Monday, November 30, 2009

Rev. Dr. Pierre Blet, S.J. (1918 - 2009): R.I.P.

Sunday morning at 9 a.m. one of the very last Rome legends passed on to his reward at Rome's Hospital Santo Spirito.

Fr. Pierre Blet, S.I., famous Church historian, Rome professor and renowned Jesuit scholar (and great defender of the memory of the Servant of God Pius XII), passed away at the age of 91.

With this loss the Company of Jesus loses one of its most heroic members: ever wise, observant, pious and loyal. May the Lord reward him with the prize of His chosen ones.  Fr. Blet celebrated every day Holy Mass according to the Usus Antiquior of the Roman Missal.   

October of 2008 I was in the lobby of the Gregoriana (Rome's Jesuit University) and took this pic of our beloved Fr. Blet.  It was always a joy to see him at the Gregorian and to see him smile and wave.  He was a brilliant man, shy and had an angelic smile.  He would always smile back if you smiled at him.  He was French and spoke some English.  He once told me of his trip to St. Louis once upon a time. 

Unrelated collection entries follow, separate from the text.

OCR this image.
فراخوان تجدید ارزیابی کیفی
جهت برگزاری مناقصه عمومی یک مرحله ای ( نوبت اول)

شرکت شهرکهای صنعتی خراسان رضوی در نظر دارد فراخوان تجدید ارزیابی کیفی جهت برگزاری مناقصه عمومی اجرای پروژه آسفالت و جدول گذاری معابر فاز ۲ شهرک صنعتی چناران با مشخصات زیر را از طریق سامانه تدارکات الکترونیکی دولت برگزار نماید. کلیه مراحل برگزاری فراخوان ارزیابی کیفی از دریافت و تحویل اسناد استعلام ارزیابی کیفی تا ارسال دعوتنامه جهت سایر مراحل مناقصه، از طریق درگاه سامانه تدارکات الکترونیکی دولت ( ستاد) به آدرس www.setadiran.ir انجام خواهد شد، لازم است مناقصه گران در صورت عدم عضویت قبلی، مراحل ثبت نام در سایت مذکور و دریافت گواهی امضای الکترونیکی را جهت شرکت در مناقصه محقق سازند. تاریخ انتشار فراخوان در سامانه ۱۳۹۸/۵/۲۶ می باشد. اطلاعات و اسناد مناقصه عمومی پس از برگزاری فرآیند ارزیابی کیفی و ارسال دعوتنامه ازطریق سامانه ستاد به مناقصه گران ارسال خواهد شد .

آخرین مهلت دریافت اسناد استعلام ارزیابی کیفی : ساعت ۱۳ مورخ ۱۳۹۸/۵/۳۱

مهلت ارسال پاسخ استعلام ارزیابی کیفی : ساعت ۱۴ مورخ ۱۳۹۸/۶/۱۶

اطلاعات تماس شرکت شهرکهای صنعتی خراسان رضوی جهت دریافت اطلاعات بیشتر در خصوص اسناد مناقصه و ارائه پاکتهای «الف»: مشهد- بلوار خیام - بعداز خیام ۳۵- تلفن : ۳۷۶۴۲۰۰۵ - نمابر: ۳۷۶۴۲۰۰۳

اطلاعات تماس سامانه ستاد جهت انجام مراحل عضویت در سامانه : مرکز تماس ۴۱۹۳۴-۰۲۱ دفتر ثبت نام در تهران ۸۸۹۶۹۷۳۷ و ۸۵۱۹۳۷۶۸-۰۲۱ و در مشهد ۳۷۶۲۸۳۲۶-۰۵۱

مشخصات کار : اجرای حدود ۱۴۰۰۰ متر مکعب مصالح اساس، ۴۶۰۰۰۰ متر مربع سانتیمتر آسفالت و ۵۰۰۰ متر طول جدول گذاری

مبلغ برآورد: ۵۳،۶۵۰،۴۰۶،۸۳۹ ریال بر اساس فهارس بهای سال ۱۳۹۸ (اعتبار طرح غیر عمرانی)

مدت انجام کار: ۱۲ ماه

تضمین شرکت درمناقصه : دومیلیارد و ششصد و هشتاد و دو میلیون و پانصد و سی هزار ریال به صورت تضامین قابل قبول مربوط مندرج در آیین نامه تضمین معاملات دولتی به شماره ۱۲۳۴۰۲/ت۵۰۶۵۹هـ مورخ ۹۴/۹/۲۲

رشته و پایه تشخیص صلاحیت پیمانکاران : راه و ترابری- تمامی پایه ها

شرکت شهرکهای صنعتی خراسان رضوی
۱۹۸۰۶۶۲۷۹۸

Fr. Blet entered the Jesuits in the 1930s.  In 1958 he graduated from the Sorbonne with his doctorate.  In Rome he became professor of modern history at the Pontifical Gregorian Univeristy and for 17 years he taught diplomatic history at the Pontifical Academy of Ecclesiastics.  In 1985 he was elected a corresponding member of the Institut de France.  Once in about 1998 when John Paul II was chatting with journalists on a flight he was asked about Pius XII and his answer was simple: "Read Blet."

Paul VI asked Fr. Blet along with some other scholars to defend the wartime record of Pius XII.  After their research they published the Actes et Documents du Saint-Siège relatifs à la seconde guerre mondiale (Città del Vaticano, 1965-1981).   In English you can buy Pius XII and the Second World War According to the Archives of the Vatican published in English by Paulist Press in 1999.

The funeral will be tomorrow at 10 am at the chapel of the Curia Generalizia della Compagnia di Gesù (Borgo Santo Spirito 4, vicino Santo Spirito in Sassia).

Requiem aeternam!

And many thanks to Rodolfo who brought me along to visit Fr. Blet once and for alerting me of the news of his passing. 


  1. A great loss for catholic historical science. I have just finished reading one of his last coverages: Richelieu et l'eglise (Versailles 2007), excellent like his other works.

  2. Extremely sad, especially when you consider that there are not many CATHOLIC Jesuits left.

    The whole Order has collapsed since Vatican II, and their "new" Father General is totally in the radical mold of Pedro Arrupe-who began the collapse.

    Hard to believe that there were roughly 36,100 Jesuits before Vatican II, and today less than 18,000. In the USA before 1962, there were 9,000+ Jesuit priests, and close to 3,600 seminarians (USA alone!!!), today there are 2,585 Jesuit priests, and less than 200 seminarians. In Italy there are only 2 Jesuit novices!
    It's a fate similar to all other radical liberal Orders like the Franciscans, Salesians, Redemptorists, and even the Trappists (whose average age worldwide is about 76).
    Pray for the holy soul of this great priest....among the last of his kind.

  3. I just wanted to point out that here it says that Pope Pius XII is Servant of God. He is actually Venerable. Let us not regress.

    Anonymous, it is a shame that orders such as these that were once great are now in the pit of liberalism. I am especially sad that the Salesians are as liberal as they are today, because St. John Bosco is one of my favorite Saints. And the Redemptorists were founded by Saint Alphonsus Ligouri... who would have imagined that they would be in the shape they are in today?

  4. I had the great pleasure of interviewing Fr. Blet for a project I have been doing. I was rather overawed to be interviewing a historian of such stature, but he immediately put me at my ease and was charming, funny and very informative. He also said some very flattering things about my own (limited) knowledge. It was always a pleasure to meet him at the Gregorian and he will be sadly missed.